Just because Peace offered them for sale doesn’t mean that he’s the one responsible for any of the initial breaches. Maybe they were sitting around for years, but maybe they’ve been passed from illicit hand to illicit hand for years.
But as Hunt noted, if all of this adds up to a trend, it’s quite possible that it will continue. If so, we can gird our loins as more enormous breaches surface and for more public releases of data.
Tumblr says it looks like the logins haven’t been used by whoever nabbed them:
We recently learned that a third party had obtained access to a set of Tumblr user email addresses with salted and hashed passwords from early 2013, prior to the acquisition of Tumblr by Yahoo. As soon as we became aware of this, our security team thoroughly investigated the matter.

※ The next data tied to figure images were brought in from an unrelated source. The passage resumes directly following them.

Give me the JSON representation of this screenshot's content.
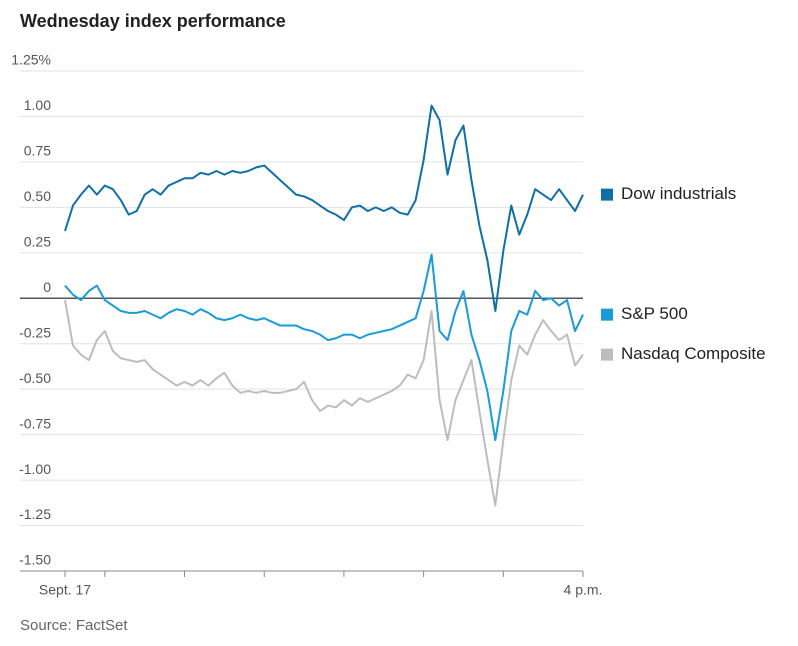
{
  "chart_data": {
    "type": "line",
    "title": "Wednesday index performance",
    "source": "Source: FactSet",
    "x": [
      9.5,
      9.6,
      9.7,
      9.8,
      9.9,
      10.0,
      10.1,
      10.2,
      10.3,
      10.4,
      10.5,
      10.6,
      10.7,
      10.8,
      10.9,
      11.0,
      11.1,
      11.2,
      11.3,
      11.4,
      11.5,
      11.6,
      11.7,
      11.8,
      11.9,
      12.0,
      12.1,
      12.2,
      12.3,
      12.4,
      12.5,
      12.6,
      12.7,
      12.8,
      12.9,
      13.0,
      13.1,
      13.2,
      13.3,
      13.4,
      13.5,
      13.6,
      13.7,
      13.8,
      13.9,
      14.0,
      14.1,
      14.2,
      14.3,
      14.4,
      14.5,
      14.6,
      14.7,
      14.8,
      14.9,
      15.0,
      15.1,
      15.2,
      15.3,
      15.4,
      15.5,
      15.6,
      15.7,
      15.8,
      15.9,
      16.0
    ],
    "xlim": [
      9.5,
      16
    ],
    "xticks": [
      {
        "value": 9.5,
        "label": "Sept. 17"
      },
      {
        "value": 16,
        "label": "4 p.m."
      }
    ],
    "xminorticks": [
      10,
      11,
      12,
      13,
      14,
      15
    ],
    "ylim": [
      -1.5,
      1.25
    ],
    "yticks": [
      {
        "value": 1.25,
        "label": "1.25%"
      },
      {
        "value": 1,
        "label": "1.00"
      },
      0.75,
      {
        "value": 0.5,
        "label": "0.50"
      },
      0.25,
      0,
      -0.25,
      {
        "value": -0.5,
        "label": "-0.50"
      },
      -0.75,
      {
        "value": -1,
        "label": "-1.00"
      },
      -1.25,
      {
        "value": -1.5,
        "label": "-1.50"
      }
    ],
    "grid": true,
    "series": [
      {
        "name": "Dow industrials",
        "color": "#0f6fa6",
        "values": [
          0.37,
          0.51,
          0.57,
          0.62,
          0.57,
          0.62,
          0.6,
          0.54,
          0.46,
          0.48,
          0.57,
          0.6,
          0.57,
          0.62,
          0.64,
          0.66,
          0.66,
          0.69,
          0.68,
          0.7,
          0.68,
          0.7,
          0.69,
          0.7,
          0.72,
          0.73,
          0.69,
          0.65,
          0.61,
          0.57,
          0.56,
          0.54,
          0.51,
          0.48,
          0.46,
          0.43,
          0.5,
          0.51,
          0.48,
          0.5,
          0.48,
          0.5,
          0.47,
          0.46,
          0.54,
          0.76,
          1.06,
          0.98,
          0.68,
          0.87,
          0.95,
          0.65,
          0.4,
          0.21,
          -0.07,
          0.26,
          0.51,
          0.35,
          0.46,
          0.6,
          0.57,
          0.54,
          0.6,
          0.54,
          0.48,
          0.57
        ]
      },
      {
        "name": "S&P 500",
        "color": "#1a9bd7",
        "values": [
          0.07,
          0.02,
          -0.01,
          0.04,
          0.07,
          -0.01,
          -0.04,
          -0.07,
          -0.08,
          -0.08,
          -0.07,
          -0.09,
          -0.11,
          -0.08,
          -0.06,
          -0.07,
          -0.09,
          -0.06,
          -0.08,
          -0.11,
          -0.12,
          -0.11,
          -0.09,
          -0.11,
          -0.12,
          -0.11,
          -0.13,
          -0.15,
          -0.15,
          -0.15,
          -0.17,
          -0.18,
          -0.2,
          -0.23,
          -0.22,
          -0.2,
          -0.2,
          -0.22,
          -0.2,
          -0.19,
          -0.18,
          -0.17,
          -0.15,
          -0.13,
          -0.11,
          0.04,
          0.24,
          -0.18,
          -0.23,
          -0.07,
          0.04,
          -0.2,
          -0.34,
          -0.51,
          -0.78,
          -0.51,
          -0.18,
          -0.07,
          -0.09,
          0.04,
          -0.01,
          0,
          -0.04,
          -0.01,
          -0.18,
          -0.09
        ]
      },
      {
        "name": "Nasdaq Composite",
        "color": "#bdbdbd",
        "values": [
          -0.01,
          -0.26,
          -0.31,
          -0.34,
          -0.23,
          -0.18,
          -0.29,
          -0.33,
          -0.34,
          -0.35,
          -0.34,
          -0.39,
          -0.42,
          -0.45,
          -0.48,
          -0.46,
          -0.48,
          -0.45,
          -0.48,
          -0.44,
          -0.41,
          -0.48,
          -0.52,
          -0.51,
          -0.52,
          -0.51,
          -0.52,
          -0.52,
          -0.51,
          -0.5,
          -0.46,
          -0.56,
          -0.62,
          -0.59,
          -0.6,
          -0.56,
          -0.59,
          -0.55,
          -0.57,
          -0.55,
          -0.53,
          -0.51,
          -0.48,
          -0.42,
          -0.44,
          -0.34,
          -0.07,
          -0.56,
          -0.78,
          -0.56,
          -0.45,
          -0.34,
          -0.62,
          -0.89,
          -1.14,
          -0.78,
          -0.45,
          -0.26,
          -0.31,
          -0.2,
          -0.12,
          -0.18,
          -0.23,
          -0.2,
          -0.37,
          -0.31
        ]
      }
    ]
  }
}
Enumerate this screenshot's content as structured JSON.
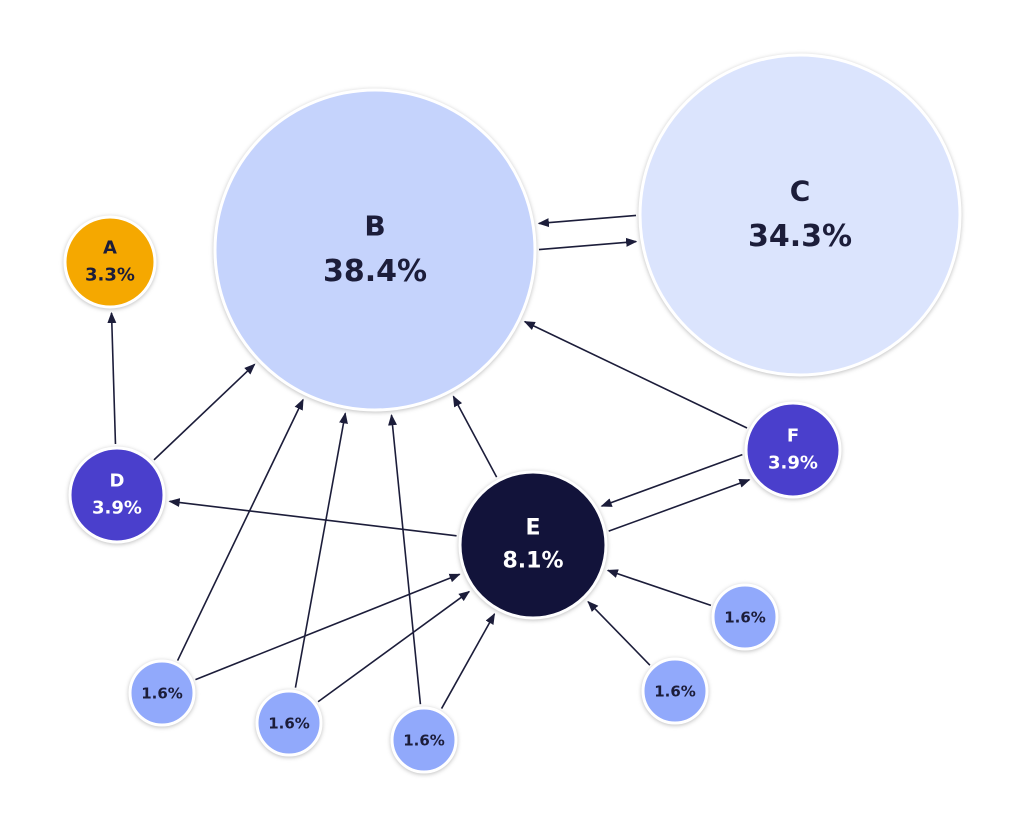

Our analysis gives us no reason to believe that this information was used to access Tumblr accounts. As a precaution, however, we will be requiring affected Tumblr users to set a new password.
Passwords that are securely stored should be salted and hashed (we have a detailed article for techies and an explanation in plain English in our article about the recent MySpace breach), so there’s a bit of a silver lining here.
The salt isn’t a secret cryptographic key – indeed, it’s typically stored along with the final password hash – but instead serves to ensure that if two users pick the same password, they don’t end up with the same hash.
Salting therefore ensures that hash-cracking lists can’t be pre-computed for all users in advance: you’d have to pre-compute a hash list for each possible salt combined with each possible dictionary word.
As with any data breach, those affected should head over to Tumblr to change their passwords immediately.
Finally, if you’ve used the same password in other places (which of course you shouldn’t – and here’s why it matters), you should head to those other sites and change it there – using a unique password for each site.
3 comments on “65 million Tumblr passwords stolen and up for sale”
As usual, my interest lies in detection and prevention. I’m curious how Tumblr found a breach this month that had occurred in 2013. And how it wasn’t detected until now.
The detailed article titled “Serious Security: How to Store Your User’s Passwords Safely” dated 20 Nov 2013 is excellent. I suggest that this article be converted into a PDF Sophos report so that it can be downloaded and studied off line. An excellent article overall.
Thanks. You could just print it to PDF from your browser…would that do the trick?